GOP Readies Wave Of Objections To Stall Healthcare Bill In Senate
Sen. Judd Gregg has hundreds of procedural objections ready for a healthcare plan Democrats want to speed through the Senate (The Hill).

How Congress Might Change The Way You Buy Health Insurance
Healthcare reform efforts in the House and Senate are proposing to alter profoundly the way in which many people in the US would shop for and purchase their health insurance policies (The Christian Science Monitor).

Health Care Lobbyists Boost Key Players In Debate
As the debate intensifies in Congress, health care sector contributions to lawmakers on the committees overseeing the massive change to the nation's health care system are on the upswing — rising 8% between the first and second quarter of the year, according to data compiled by the non-partisan Center for Responsive Politics (USA Today).

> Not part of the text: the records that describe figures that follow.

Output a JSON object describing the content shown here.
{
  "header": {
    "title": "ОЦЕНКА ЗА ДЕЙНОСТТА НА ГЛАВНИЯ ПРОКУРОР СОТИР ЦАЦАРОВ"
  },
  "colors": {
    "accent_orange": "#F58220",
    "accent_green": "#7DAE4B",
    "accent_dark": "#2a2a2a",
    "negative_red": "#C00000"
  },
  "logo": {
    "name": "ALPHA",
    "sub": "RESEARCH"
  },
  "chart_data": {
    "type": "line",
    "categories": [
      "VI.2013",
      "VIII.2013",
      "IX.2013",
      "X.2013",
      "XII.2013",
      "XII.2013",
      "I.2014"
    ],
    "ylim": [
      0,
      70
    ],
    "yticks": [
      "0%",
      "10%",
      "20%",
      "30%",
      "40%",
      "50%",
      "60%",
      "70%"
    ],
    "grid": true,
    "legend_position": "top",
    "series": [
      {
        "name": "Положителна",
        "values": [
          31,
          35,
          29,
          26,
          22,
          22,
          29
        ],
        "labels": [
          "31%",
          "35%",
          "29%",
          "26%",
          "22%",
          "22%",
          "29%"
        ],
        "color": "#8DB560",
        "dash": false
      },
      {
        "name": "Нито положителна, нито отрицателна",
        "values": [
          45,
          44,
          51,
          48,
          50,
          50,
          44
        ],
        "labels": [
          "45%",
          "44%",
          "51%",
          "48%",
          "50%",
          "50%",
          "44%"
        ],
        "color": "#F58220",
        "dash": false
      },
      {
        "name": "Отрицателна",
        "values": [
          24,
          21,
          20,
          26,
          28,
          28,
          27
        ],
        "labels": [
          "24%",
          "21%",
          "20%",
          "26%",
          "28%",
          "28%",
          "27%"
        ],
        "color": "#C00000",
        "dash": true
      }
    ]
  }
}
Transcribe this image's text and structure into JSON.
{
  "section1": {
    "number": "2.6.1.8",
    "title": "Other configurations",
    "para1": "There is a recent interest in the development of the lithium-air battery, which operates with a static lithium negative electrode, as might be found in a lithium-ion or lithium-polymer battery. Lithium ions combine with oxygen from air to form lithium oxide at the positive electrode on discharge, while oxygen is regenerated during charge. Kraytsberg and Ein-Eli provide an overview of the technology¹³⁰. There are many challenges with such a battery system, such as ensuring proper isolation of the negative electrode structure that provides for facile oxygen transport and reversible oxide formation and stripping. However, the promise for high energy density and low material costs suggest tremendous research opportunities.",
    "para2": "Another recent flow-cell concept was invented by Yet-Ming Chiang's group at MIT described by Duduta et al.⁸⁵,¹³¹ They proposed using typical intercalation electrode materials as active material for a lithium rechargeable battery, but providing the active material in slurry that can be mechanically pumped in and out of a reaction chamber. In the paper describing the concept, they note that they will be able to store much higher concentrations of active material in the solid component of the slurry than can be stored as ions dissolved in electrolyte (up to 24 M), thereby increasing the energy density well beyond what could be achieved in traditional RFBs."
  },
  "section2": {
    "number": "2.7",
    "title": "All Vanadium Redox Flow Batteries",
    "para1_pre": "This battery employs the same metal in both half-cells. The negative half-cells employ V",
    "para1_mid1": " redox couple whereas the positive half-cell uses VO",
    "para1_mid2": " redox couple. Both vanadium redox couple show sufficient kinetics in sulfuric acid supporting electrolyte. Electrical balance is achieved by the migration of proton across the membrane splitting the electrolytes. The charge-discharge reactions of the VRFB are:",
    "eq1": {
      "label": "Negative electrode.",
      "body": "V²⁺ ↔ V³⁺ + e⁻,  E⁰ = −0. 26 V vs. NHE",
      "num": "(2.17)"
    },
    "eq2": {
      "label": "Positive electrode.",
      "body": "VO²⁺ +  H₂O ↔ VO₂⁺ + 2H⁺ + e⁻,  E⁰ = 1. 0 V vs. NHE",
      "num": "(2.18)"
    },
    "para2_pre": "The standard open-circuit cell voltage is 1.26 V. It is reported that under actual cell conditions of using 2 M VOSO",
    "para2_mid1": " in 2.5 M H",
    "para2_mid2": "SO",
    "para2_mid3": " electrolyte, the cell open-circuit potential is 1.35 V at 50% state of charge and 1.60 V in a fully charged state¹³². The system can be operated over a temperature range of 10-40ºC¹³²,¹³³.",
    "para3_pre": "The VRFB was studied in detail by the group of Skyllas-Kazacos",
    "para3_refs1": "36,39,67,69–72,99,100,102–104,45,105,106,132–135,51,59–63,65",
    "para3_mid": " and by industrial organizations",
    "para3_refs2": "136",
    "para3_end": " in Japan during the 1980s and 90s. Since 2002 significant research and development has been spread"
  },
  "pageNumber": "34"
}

States Most Likely To Win Under Healthcare Overhaul Are Home To Its Biggest Foes
Wyoming, with an economy marked by farming, ranching and small businesses, has a disproportionate number of people without medical insurance. And by that measure and others, its people are among the likely winners if Congress approves a healthcare overhaul. But if Republican Sen. Michael B. Enzi was expecting a pat on the back from his constituents for working with some of his fellow senators to seek bipartisan agreement on the issue, he was disappointed (Los Angeles Times).

A Clinic Fills A Need But Faces Failure
Like many low-income neighborhoods, the north side of Milwaukee has seen a gradual depletion of its primary care doctors over the last two decades. One by one, they have retired or surrendered to financial reality, rarely to be replaced (The New York Times).